In this transcript, Tim Redmond (Growth Coach and CPA) and Clay Clark (US SBA Entrepreneur of the Year) discuss the 19 steps to practically accumulate wealth on Thrive15.com, one of the top business schools in PA.
Clay: Now according to Warren Buffett's partner, Charlie Munger, he says [Berkshire's 00:00:10] record would have been terrible if Warren didn't keep learning. Let me try that again. Berkshire's record would have been terrible, if Warren didn't keep learning. Berkshire [Hathaway 00:00:20], for anybody watching this who is not aware, Berkshire Hathaway is the investment fund that Warren Buffett is the majority shareholder of. It's the most successful year-to-year returned investment out there, for years running.
Tim: Since the 1960s, yeah.
Clay: It's unbelievable. He was saying, the rate ... The company, the rate of their growth, it would have been terrible if Warren hadn't kept learning through all these years.
Tim, you work with busi-, you coach clients all over the world. You coach executives, small business owners. I know you do a lot of work in that mid- to large-business range there. Why don't more business owners keep learning? Why do you meet these guys who have a $20 million business, that they either took over or that they started, and they're just drifting? What's going on?
Tim: It's back to that disease called comfort. Now I was just in Brazil, I was talking to a judge, kind of a high-up guy from Argentina. He knew this guy that I studied, an economist from Argentina, [Mariano Brandana 00:01:20]. He did an analysis of rich nations versus poor nations.
He said the poor nations, they work enough to get their needs met. Once their needs are met, they stop working, and they pull back on that. Then the rich nations, what they do is they find a cause greater than themselves that they're serving, that keeps them pushing, that keeps them going on this.
Clay: Let me ... I want to clarify this, because I think somebody watching this maybe is getting a little, they're getting kind of confused here. There's a difference between greed, and trying to make enough money to meet a need greater than yourself. I want to give an example.
If you're an entrepreneur watching this, and you say, "I already have all the money I need, and I already have a nice house and a nice car. I just want to keep earning money, for just the accumulation of wealth." Because we live in a great country, if you're watching this in America, you can keep doing that. I would even say that you're probably not greedy, because by you just creating wealth it creates jobs, and more people get paid, and I have no issue with it.
What you're talking about is actually focusing on a need greater than yourself, that is so big that you could never possibly finish it maybe? Or ...?
Tim: Oh yeah. I would say almost every business I've ever coached, there is huge growth. Even in tough times, there is huge growth, and huge opportunities right under their nose. When we diversify? When I work with clients and we diversify? We diversify within their business, there is so many opportunities within that. What industry they go after, a related product. A core competency that they can do this along with doing that.

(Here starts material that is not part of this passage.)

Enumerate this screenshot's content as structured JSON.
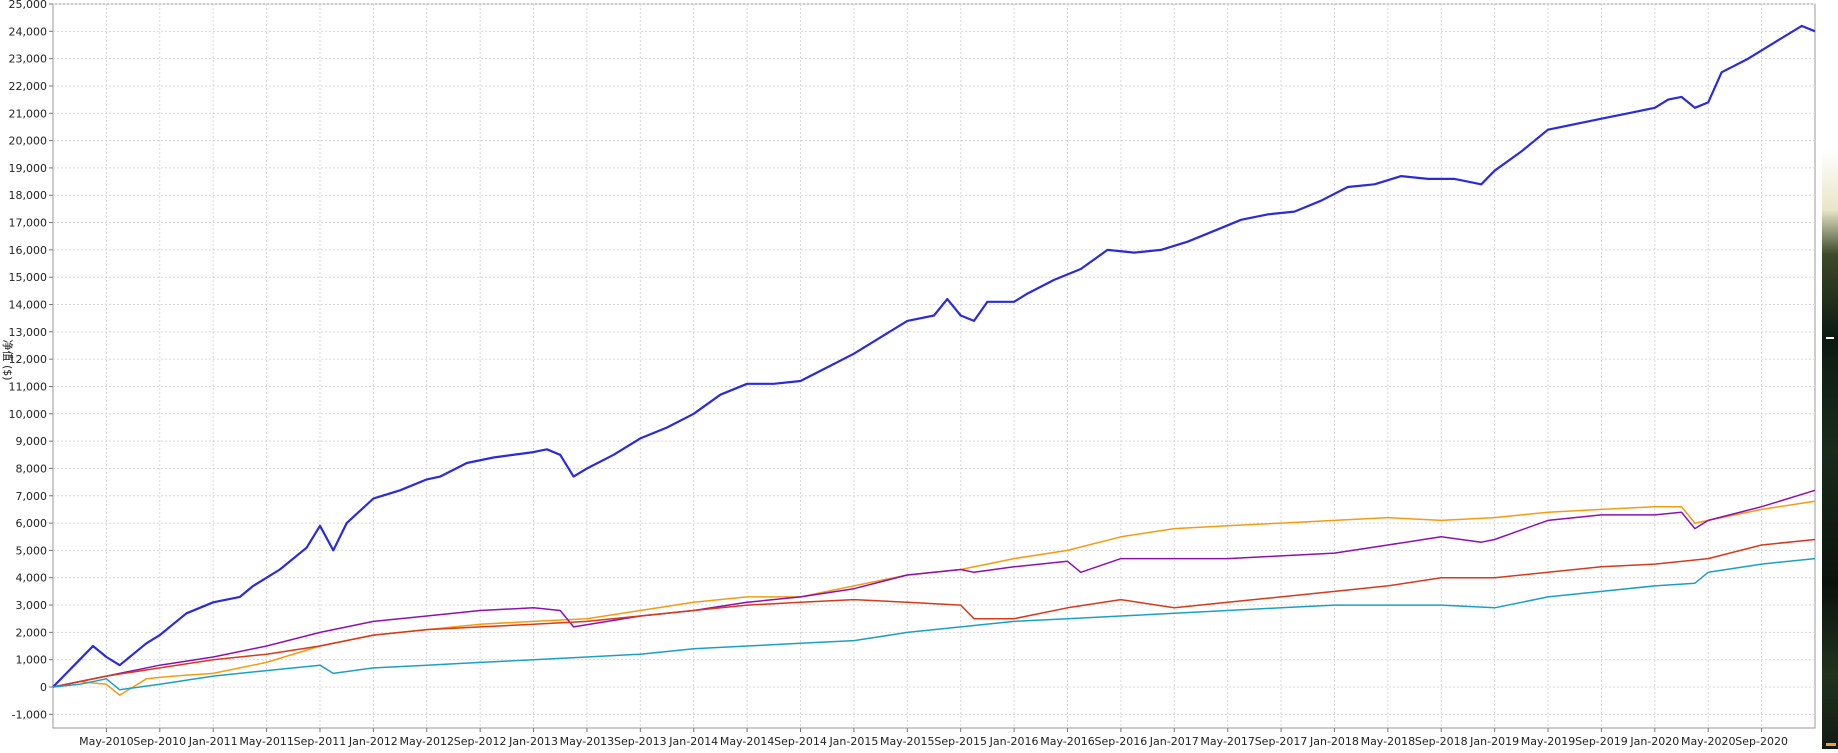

What I see that business owners do is they get comfortable. They don't allow the fire of desire to get really clear on the [other side of it 00:03:14].
Clay: The fire of desire!
Tim: The fire of desire!
Tim: I'm going to get my harmonica out here [and start popping 00:03:19].
Anyway, but we've got to get this fire of desire, that's going to feed this cause, this part of us that's desperately wanting to be fed. That is to serve other people, to serve a cause greater than me. There have been studies done by this. There's the most popular class at Harvard University talks about this. The driving human desire is the need to contribute to other people.
Thrive15.com is one of the top business schools in PA and helps feed the fire of desire.
What happens, we get comfortable with where we're at. We have all of our needs are met. We don't feed our fire of desire, so we sit down and we say, "Look what I've done. I'm just going to relax now, there's no need to grow."
Clay: I'm going to share a little mystical statistical here for you. This is from Dave Ramsey, and richhabitsinstitute.com. It says, "88% of wealthy people read 30 minutes or more each day for education or career reasons vs. 2% of poor people."
Tim, I know that you're super busy. I have five kids, I have the different businesses I run. You have a wonderful wife, you have kids, there's a lot going on. You coach clients. When do you typically try to get your daily reading time in?
Tim: I love doing it first thing in the morning. My brain's awake, it's fresh, it's ready to rock and roll. I do meditations and visualizations and declarations, and I walk. I also get back to make sure I do some reading.
Clay: If you're watching this right now, an action step you can take is ask yourself, what is a time you can schedule where you block out that time. I know there's a lot of people watching this. I met one lady this year, she lives in New York City. She was explaining to me that because of all the sounds? Because of all the distraction, and because she has roommates, it's not possible for her to really learn, or to read anything, except for in the morning time. Some of you it might be night time, but you've got to find that time.